The man said previous statements made by Mr McNaught were “a straight out contradiction” to what was reported in The Australian article.
“I think there needs to be clarification in the permit saying (they) will use Australians on the site and not just simply put 20 (people) in a house down there, paying them $2 a week back in China to put us all back in the dole queue.”
In a slightly confusing moment, Mr McNaught started answering the query when microphone feedback from the speaker system disrupted the meeting.
Ms Mouy then stepped in said: “We can’t condition up a permit about who someone hires.
“We can’t verify exactly what the context of (The Australian) article is.”
A new information sheet on the Kernot dairy proposal provided at the meeting states “the initial bottling plant is anticipating the creation of four to five additional jobs. We are looking at employing locals for these roles.”

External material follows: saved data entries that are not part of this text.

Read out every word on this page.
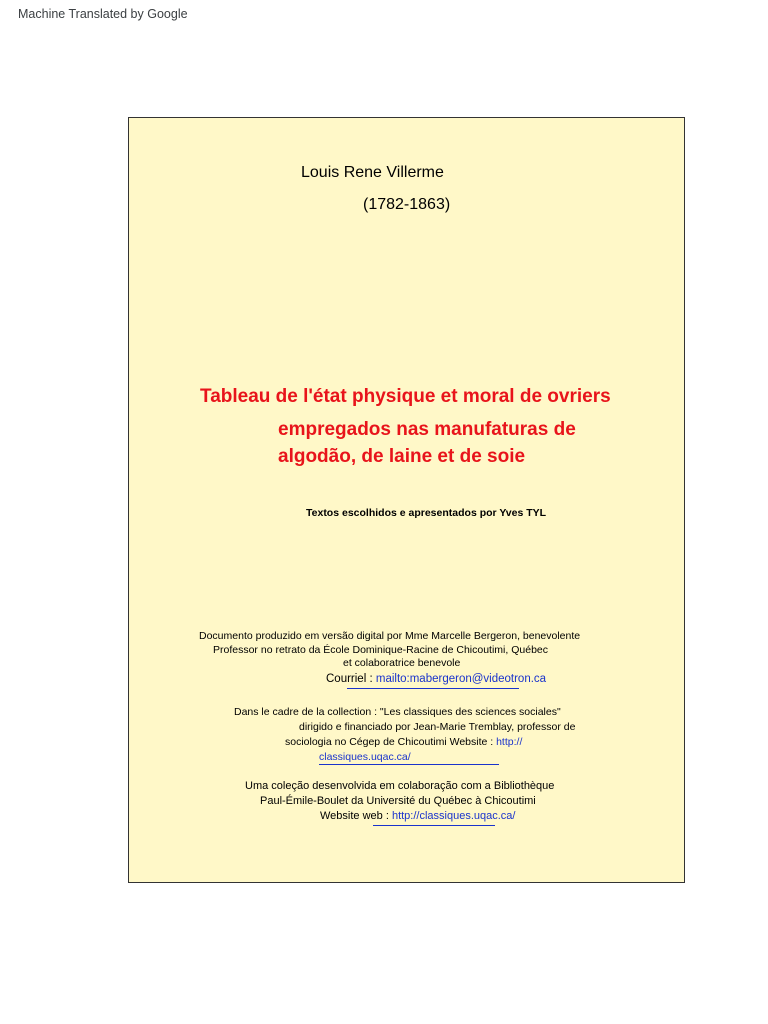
Machine Translated by Google
Louis Rene Villerme
(1782-1863)
Tableau de l'état physique et moral de ovriers
empregados nas manufaturas de
algodão, de laine et de soie
Textos escolhidos e apresentados por Yves TYL
Documento produzido em versão digital por Mme Marcelle Bergeron, benevolente
Professor no retrato da École Dominique-Racine de Chicoutimi, Québec
et colaboratrice benevole
Courriel : mailto:mabergeron@videotron.ca
Dans le cadre de la collection : "Les classiques des sciences sociales"
dirigido e financiado por Jean-Marie Tremblay, professor de
sociologia no Cégep de Chicoutimi Website : http://
classiques.uqac.ca/
Uma coleção desenvolvida em colaboração com a Bibliothèque
Paul-Émile-Boulet da Université du Québec à Chicoutimi
Website web : http://classiques.uqac.ca/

The topic of foreign workers was not the only one that was answered unsatisfactorily, according to those attending the meeting.

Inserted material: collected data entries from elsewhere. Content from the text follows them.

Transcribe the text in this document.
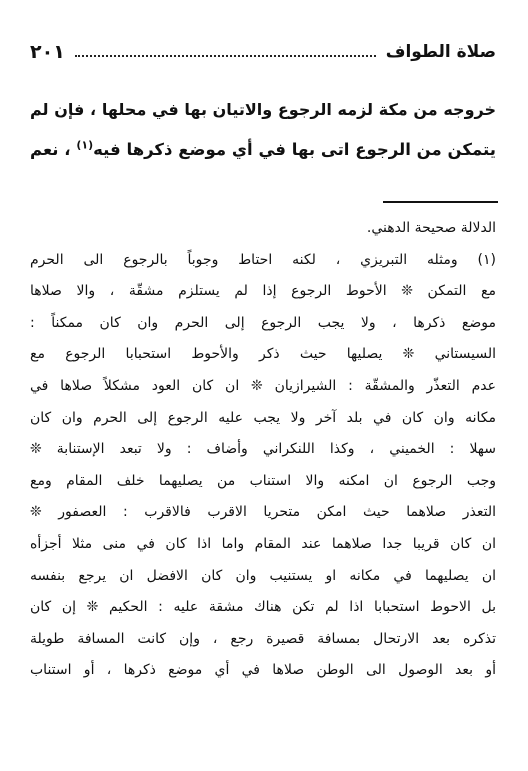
صلاة الطواف
٢٠١
خروجه من مكة لزمه الرجوع والاتيان بها في محلها ، فإن لم
يتمكن من الرجوع اتى بها في أي موضع ذكرها فيه$^{(١)}$ ، نعم
الدلالة صحيحة الدهني.
(١) ومثله التبريزي ، لكنه احتاط وجوباً بالرجوع الى الحرم
مع التمكن ❊ الأحوط الرجوع إذا لم يستلزم مشقّة ، والا صلاها
موضع ذكرها ، ولا يجب الرجوع إلى الحرم وان كان ممكناً :
السيستاني ❊ يصليها حيث ذكر والأحوط استحبابا الرجوع مع
عدم التعذّر والمشقّة : الشيرازيان ❊ ان كان العود مشكلاً صلاها في
مكانه وان كان في بلد آخر ولا يجب عليه الرجوع إلى الحرم وان كان
سهلا : الخميني ، وكذا اللنكراني وأضاف : ولا تبعد الإستنابة ❊
وجب الرجوع ان امكنه والا استناب من يصليهما خلف المقام ومع
التعذر صلاهما حيث امكن متحريا الاقرب فالاقرب : العصفور ❊
ان كان قريبا جدا صلاهما عند المقام واما اذا كان في منى مثلا أجزأه
ان يصليهما في مكانه او يستنيب وان كان الافضل ان يرجع بنفسه
بل الاحوط استحبابا اذا لم تكن هناك مشقة عليه : الحكيم ❊ إن كان
تذكره بعد الارتحال بمسافة قصيرة رجع ، وإن كانت المسافة طويلة
أو بعد الوصول الى الوطن صلاها في أي موضع ذكرها ، أو استناب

Colin Tyler, a property owner close to the subject site, was left exasperated after he repeatedly asked whether Yo You were looking at purchasing a neighbouring farm.
He was told there were “negotiations” but nothing could be confirmed due to privacy reasons.

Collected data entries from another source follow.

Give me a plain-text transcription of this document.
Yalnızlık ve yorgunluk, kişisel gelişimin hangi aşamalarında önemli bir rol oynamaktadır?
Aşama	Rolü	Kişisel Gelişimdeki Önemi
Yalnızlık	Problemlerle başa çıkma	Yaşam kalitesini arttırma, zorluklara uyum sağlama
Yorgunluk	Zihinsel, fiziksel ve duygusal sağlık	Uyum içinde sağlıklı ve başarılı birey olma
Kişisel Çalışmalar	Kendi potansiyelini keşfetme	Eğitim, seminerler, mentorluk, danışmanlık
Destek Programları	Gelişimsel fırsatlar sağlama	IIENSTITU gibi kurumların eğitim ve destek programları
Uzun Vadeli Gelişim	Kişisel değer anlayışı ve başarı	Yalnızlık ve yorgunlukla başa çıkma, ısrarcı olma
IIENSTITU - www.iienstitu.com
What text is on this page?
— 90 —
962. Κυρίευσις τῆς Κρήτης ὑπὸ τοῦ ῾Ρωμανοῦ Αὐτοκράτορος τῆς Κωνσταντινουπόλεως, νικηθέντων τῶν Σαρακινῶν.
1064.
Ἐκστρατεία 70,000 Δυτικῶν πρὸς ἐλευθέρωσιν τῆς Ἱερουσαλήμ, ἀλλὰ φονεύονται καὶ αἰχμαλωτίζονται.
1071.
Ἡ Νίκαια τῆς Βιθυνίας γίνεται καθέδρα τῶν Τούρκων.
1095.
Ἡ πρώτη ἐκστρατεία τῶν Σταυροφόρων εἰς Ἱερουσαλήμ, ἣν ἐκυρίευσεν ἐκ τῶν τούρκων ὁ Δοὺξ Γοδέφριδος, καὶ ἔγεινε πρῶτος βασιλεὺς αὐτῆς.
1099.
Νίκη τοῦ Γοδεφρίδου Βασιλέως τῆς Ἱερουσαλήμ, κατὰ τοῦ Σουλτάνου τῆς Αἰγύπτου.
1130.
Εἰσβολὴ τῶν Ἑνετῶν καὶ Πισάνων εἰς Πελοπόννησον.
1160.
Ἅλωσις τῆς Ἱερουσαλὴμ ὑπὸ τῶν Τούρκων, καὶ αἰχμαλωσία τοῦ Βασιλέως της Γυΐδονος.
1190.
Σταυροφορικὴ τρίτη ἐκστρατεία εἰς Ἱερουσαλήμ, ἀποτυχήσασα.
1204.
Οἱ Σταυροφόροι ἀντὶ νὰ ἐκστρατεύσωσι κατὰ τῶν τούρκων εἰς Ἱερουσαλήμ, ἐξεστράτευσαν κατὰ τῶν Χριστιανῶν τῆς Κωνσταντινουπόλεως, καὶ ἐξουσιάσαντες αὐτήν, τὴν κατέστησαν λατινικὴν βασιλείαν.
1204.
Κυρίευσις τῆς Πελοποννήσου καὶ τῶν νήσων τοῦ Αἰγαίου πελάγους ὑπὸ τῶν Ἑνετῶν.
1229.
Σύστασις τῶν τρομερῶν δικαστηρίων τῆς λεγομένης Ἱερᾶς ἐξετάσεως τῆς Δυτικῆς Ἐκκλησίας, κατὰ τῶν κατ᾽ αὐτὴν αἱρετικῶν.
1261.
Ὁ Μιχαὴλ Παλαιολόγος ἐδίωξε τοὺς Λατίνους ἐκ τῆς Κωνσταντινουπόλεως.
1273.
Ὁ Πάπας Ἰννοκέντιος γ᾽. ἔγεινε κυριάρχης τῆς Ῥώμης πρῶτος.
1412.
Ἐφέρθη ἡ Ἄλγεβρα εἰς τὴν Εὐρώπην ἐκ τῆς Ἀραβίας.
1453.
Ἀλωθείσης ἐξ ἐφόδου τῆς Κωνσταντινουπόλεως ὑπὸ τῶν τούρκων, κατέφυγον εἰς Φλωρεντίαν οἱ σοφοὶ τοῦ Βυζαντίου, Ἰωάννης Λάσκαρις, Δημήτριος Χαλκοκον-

Mr Tyler said the meeting provided “bugger all” new information.
Another neighbouring landowner, Lisa MacPherson, said she believed many questions at the meeting were avoided.
“There certainly needs to be another meeting before (council) makes a decision,” she said.
Ms MacPherson said a few of the subjects consultants avoided questions on included the growth of the plant and effluent management.
She also said she was “appalled” by confirmation by Mr McNaught that an Environmental Effects Statement (EES) will not be required for the development because the scale of the project does not trigger the need for one.
“How could something so industrial not require a statement?” she said.
Ms MacPherson predicted the outcome of the application will ultimately be decided at VCAT.
“I hope that the community stand together and we continue to fight it.
“We’re not just fighting for Kernot, we’re fighting for the (dairy) industry.
“The show of people at the meeting was strong, and it wasn’t just people from Kernot.
“It was dairy farmers from all around the shire who were born into this industry, and they were very strong in their views.”
Animal welfare was another subject discussed at length at the two-hour meeting.
Mr McNaught said considerations for animal health were “a fair concern”, but assured that the ‘free stall’ feeding barn will utilise leading technology that has demonstrated improved animal health in dairy facilities worldwide.
“It’s definitely not a feed lot,” he said.
“In feed lots, cows are stuffed in a pen, force fed and fattened up for market.
“These cows (will be) free to walk around and research has shown that if you leave the gates open they’ll spend 90 per cent of the time in the barn of their own choice.”
Mr McNaught said cows at the Kernot property will be much healthier and “more comfortable” not having to travel up to one kilometre daily to wander in and out of the dairy.
“And in winter they won’t need to be travelling through mud, which has both milk and animal health benefits.”
Justin McCallion from Foster-based company Dairy Constructions said the 450 cows milked at the farm currently are “up to their udders in mud four to five months of the year”.
“The current situation is that’s a very wet farm,” he said.
“They have no solution so we’re providing the solution, which is housing the cows.
“It’s driven by animal welfare.
“A happy and healthy cow produces a great deal more milk.
“In a controlled environment the cow is able to feed, water and sleep when it chooses.”
Mr McCallion added that mattress bedding for cows in the barn will likely be recommended and rubber will be installed in the shed’s laneways, so cows won’t always be standing or walking on concrete.
These comments did not dissuade several community members from raising concerns about mastitis and other conditions associated with high milk production.
The Bass Coast Shire Council is expected to vote on the planning permit application at its April 18 meeting in Cowes.